Statesboro’s city clerk posted a notice in the Statesboro Herald last week for a proposed move of the Statesboro One city voting precinct to the Luetta Moore Park community building on Martin Luther King Jr. Drive.
Unless there are unforeseen obstacles or serious objections, City Council is expected to act during its 5:30 p.m. April 18 meeting to reassign this precinct, which previously voted in the William James Educational Complex, for the Nov. 7 city election and later city elections.
After last November’s county, state and federal election, Bulloch County Schools officials notified both the city and the county Board of Elections and Registration that the William James Complex on Williams Road would no longer be available as a voting site.
Other sites were considered, but the Luetta Moore Park building, which is officially the Jones-Love Cultural Center, operated by the Bulloch County Recreation and Parks Department, was the one favored by city officials.
“I looked at the proposed sites,” Mayor Jonathan McCollar said in early March. “The one that makes sense to me, if we’re going to move it, would be Luetta Moore Park. I think it’s more centralized, it’s got the parking … and then it’s still walkable for that district, so to me, that would be a major plus.”
During the March 21 meeting, the mayor and council directed City Clerk Leah Harden to publish the notice of the proposed change.
McCollar is in the middle of a term and not up for election this year. Only three City Council seats, those for District 2, currently held by Paulette Chavers; District 3; currently held by Venus Mack; and District 5, currently held by Shari Barr, are to be on the November ballot, for which the candidate qualifying period is Aug. 21-25.
Precinct numbers are not the same as council district numbers, and the city has only two precincts for its municipal elections. Statesboro Two precinct voters will still vote at Pittman Park United Methodist Church and are not affected by the pending decision.
Over 20 years
But the cafeteria of the William James Educational Complex, the old school at 150 Williams Road, has also served as a Bulloch County, state and federal voting precinct, called simply the “Statesboro” precinct, for more than 20 years. In recent years it had been one of 16 election-day voting places in county elections.
So the Bulloch County Board of Elections and Registration is expected to make a separate decision on relocating that precinct. The building at Luetta Moore Park is also the expected new location for the county, state and federal precinct, but the Elections Board will act after the city, said Bulloch County Election Supervisor Shontay Jones.
“We haven’t done anything yet on the county level,” Jones said Monday. “The City Council has to do their own approving of relocating the precinct just because they are the governing authority of the city.”

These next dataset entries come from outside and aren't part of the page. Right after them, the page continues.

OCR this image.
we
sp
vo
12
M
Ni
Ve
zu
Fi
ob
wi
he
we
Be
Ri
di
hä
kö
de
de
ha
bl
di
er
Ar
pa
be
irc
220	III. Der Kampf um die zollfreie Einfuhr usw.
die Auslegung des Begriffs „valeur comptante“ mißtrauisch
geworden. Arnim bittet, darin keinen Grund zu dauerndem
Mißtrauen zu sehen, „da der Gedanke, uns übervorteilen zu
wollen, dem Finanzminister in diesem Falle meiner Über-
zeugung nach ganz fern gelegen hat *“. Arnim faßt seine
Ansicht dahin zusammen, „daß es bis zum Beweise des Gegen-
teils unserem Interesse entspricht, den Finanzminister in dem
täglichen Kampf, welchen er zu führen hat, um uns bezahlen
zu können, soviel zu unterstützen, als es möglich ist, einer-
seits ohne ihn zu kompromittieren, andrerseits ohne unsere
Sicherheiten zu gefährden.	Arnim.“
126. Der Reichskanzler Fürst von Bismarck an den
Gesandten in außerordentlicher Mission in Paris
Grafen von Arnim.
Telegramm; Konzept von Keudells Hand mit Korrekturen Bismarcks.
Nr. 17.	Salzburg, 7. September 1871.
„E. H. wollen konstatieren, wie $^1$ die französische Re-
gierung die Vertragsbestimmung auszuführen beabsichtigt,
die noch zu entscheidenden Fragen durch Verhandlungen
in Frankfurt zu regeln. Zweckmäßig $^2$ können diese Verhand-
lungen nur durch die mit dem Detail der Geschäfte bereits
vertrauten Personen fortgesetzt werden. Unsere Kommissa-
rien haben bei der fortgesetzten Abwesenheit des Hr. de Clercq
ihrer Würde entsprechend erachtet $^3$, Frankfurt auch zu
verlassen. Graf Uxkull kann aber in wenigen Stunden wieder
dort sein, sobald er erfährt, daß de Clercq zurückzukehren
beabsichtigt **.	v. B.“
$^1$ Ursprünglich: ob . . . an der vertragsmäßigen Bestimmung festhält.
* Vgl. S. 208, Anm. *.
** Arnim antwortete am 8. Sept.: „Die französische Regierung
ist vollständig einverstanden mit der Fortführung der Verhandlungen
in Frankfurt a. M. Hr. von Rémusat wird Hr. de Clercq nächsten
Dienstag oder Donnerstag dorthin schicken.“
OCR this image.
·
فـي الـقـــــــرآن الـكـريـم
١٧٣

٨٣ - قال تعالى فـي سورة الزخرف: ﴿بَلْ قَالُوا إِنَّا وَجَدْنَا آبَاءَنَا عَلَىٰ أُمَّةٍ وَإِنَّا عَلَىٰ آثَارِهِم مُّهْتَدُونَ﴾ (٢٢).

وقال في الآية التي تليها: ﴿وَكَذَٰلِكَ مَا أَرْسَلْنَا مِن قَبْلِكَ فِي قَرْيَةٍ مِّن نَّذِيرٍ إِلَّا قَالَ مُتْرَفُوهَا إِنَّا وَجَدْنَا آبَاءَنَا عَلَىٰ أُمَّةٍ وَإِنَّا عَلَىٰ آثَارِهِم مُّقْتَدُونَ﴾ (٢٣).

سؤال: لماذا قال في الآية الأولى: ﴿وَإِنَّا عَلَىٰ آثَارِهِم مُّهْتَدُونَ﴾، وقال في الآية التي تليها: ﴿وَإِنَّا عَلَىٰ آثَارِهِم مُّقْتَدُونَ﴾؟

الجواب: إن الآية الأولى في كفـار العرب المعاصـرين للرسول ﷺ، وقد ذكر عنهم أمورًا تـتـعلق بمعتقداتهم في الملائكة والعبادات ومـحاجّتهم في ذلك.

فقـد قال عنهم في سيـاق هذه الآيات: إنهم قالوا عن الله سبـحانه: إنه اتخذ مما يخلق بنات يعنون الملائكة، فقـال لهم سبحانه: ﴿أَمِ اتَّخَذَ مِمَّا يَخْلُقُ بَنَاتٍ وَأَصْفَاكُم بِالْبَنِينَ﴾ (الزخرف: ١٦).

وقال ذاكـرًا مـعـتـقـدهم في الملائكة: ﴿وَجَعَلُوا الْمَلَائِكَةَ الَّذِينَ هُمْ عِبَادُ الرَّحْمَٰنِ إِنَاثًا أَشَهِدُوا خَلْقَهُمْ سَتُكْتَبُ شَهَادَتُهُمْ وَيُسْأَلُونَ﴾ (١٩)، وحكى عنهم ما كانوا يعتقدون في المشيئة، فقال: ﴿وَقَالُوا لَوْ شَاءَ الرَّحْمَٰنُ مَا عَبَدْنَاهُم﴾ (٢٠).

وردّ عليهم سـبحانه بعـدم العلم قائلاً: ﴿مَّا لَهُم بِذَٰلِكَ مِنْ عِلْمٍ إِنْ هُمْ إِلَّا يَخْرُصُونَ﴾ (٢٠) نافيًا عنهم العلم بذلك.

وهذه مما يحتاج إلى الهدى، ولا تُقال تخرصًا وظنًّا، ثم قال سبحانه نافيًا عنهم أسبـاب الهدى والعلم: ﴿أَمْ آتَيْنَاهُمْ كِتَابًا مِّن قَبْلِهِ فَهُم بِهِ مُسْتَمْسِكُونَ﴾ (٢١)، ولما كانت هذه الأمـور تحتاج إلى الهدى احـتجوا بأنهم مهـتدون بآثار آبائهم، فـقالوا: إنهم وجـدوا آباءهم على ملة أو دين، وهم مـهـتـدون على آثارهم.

The county elections office, she noted, is only contracted by the city to conduct municipal elections on Statesboro’s behalf.
With a new Election Board member’s appointment taking effect April 1, she and the board did not take up the decision at their March meeting. But they will probably do so during the 1:30 p.m. April 10 board meeting across the hall from the elections office in the County Annex on North Main Street.
“What we’ll likely do April 10 in the board meeting is adopt a resolution to run the notice if the board members are in agreement with the relocation,” Jones said. “The (state law) code section just says that notice must run once for two weeks, and if there’s no objections to the relocation, the next step is the boards would then adopt a resolution permanently relocating.”
Although the Jones-Love Center’s interior is smaller than the old William James lunchroom, it is large enough to set up all the equipment for the precinct’s elections given current rates of Election Day in-person voting, she said.
Reason for move
Beginning in October 2021, Bulloch County Schools staff members expressed concerns to the Board of Elections and staff about the continued use of the William James Educational Complex for elections. The school district cooperated with the elections officials to continue to host elections through 2022, but informed them after the November election that the gym would not be available as a voting site in future years.
In addition to the Board of Education central offices, the William James Complex houses the Transitions Learning Center alternative program for sixth through 12th grades and two other educational programs.
Together over the course of extended weekdays, these currently serve more than 250 students ranging in age from 3 to 18, Greene said.
“Due to the nationwide focus on school safety and the school district's increased safety protocols, it's no longer feasible for an active school building with children to be a voting precinct,” she wrote in February.